Capital Area United Way to dole out $4.74M to 51 nonprofits

    Editor’s note: This story has been updated since its original publication. An earlier version stated Cancer Services of Greater Baton Rouge and Family Services of Greater Baton Rouge will no longer receive funding from CAUW. Both agencies will receive some CAUW funding, though significantly less than in the past. Daily Report regrets the error.

    After a multiyear process to reorganize the way it allocates funding, the Capital Area United Way today unveiled the list of its new partner agencies—some 51 nonprofit organizations that will receive United Way funding for the next three years.

    Overall, CAUW will dole out $4.74 million this year to 73 different programs within the 51 nonprofits. Of those organizations, 33 have historically been supported by CAUW while 18 are new partners.

    “We are excited to bring on new partners and to continue long standing relationships,” CAUW Board Chairman Ralph Bender says in a prepared statement. “This is a huge step in the future of our community.”

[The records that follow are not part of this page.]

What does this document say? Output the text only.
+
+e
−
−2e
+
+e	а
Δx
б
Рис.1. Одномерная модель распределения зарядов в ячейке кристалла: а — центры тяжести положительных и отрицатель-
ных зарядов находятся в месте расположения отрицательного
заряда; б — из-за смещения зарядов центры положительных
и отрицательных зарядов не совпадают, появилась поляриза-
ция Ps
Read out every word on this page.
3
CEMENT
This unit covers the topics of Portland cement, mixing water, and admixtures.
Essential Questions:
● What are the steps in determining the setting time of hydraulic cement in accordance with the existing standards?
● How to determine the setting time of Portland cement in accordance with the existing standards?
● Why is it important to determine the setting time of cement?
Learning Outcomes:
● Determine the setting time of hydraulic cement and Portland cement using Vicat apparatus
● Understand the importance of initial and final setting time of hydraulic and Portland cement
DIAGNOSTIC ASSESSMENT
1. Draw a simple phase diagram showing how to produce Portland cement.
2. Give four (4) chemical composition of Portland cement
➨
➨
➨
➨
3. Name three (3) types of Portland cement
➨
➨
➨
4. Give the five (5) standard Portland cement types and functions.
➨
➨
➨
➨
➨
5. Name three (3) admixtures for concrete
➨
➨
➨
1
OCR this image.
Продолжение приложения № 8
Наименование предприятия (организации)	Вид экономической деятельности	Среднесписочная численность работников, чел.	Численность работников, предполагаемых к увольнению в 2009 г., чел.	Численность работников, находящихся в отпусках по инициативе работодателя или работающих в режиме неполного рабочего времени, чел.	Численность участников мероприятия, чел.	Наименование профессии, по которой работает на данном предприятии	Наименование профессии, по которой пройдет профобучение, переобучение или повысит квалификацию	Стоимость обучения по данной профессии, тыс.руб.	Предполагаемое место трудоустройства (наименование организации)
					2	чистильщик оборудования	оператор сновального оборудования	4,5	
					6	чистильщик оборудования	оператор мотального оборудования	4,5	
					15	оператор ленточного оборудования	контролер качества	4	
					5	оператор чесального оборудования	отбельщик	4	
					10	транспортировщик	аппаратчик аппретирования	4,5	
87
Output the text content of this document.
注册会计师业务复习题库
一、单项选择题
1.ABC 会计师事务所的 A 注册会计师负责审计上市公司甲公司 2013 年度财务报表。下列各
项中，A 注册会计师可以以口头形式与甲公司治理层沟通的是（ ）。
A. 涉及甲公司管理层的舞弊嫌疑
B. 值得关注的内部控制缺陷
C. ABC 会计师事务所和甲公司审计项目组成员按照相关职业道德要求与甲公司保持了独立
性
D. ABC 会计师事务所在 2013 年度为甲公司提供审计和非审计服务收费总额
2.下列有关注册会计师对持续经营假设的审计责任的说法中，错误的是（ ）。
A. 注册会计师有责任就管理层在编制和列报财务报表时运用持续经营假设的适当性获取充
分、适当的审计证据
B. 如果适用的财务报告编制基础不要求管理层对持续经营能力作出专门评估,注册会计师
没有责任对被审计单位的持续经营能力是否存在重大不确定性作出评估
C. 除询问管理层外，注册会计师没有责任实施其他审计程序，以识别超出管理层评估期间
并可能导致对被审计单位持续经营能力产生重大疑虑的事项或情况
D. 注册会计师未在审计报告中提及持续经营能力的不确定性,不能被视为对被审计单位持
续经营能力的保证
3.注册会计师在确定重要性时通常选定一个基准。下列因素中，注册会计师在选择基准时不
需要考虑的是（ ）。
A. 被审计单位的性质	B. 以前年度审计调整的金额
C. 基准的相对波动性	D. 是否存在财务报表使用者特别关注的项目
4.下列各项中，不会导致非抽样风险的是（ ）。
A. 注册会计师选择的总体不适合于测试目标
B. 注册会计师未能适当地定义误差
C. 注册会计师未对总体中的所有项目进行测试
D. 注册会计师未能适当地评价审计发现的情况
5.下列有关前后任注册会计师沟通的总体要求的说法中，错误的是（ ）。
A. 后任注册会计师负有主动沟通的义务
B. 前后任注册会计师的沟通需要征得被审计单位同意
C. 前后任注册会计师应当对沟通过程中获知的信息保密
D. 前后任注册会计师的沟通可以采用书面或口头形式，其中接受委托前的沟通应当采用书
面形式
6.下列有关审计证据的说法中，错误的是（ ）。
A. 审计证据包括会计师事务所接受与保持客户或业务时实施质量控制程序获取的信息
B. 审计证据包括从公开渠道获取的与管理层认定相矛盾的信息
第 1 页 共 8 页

    CAUW’s new funding system is designed to achieve greater accountability and is based on an impact model, which rewards those that deliver the most bang for the buck. To that end, CAUW opened the funding process this year to any nonprofit agency service area that provides human services, including nontraditional and parish governments. They were evaluated on a much tougher, standardized basis, and those that receive funds will now be required to file quarterly reports using a new detailed series of standardized metrics.

    Among the big winners on the list were new partners like the Capital Area ReEntry Coalition, which will receive $100,000 for its re-entry support program; the Louisiana Resource Center for Educators, which will receive $95,000 for its summer enrichment program; and John Hopkins University, which will receive $80,000 for the EBR Diplomas Now program in EBR Schools.

    Returning partners that will continue to receive some of the largest allocations include: the Emerge Center, which will receive $250,000; the Arc Baton Rouge, which will receive $200,000 for early intervention and babies program; and the Big Buddy Program, which will receive $145,000.

    Among the long-time partner agencies that will not receive funding during this three-year cycle are the Istrouma Area Council of the Boy Scouts of America and Volunteers in Public Schools.

    Agencies that did not receive allocations will receive bridge funding to help them during the transition.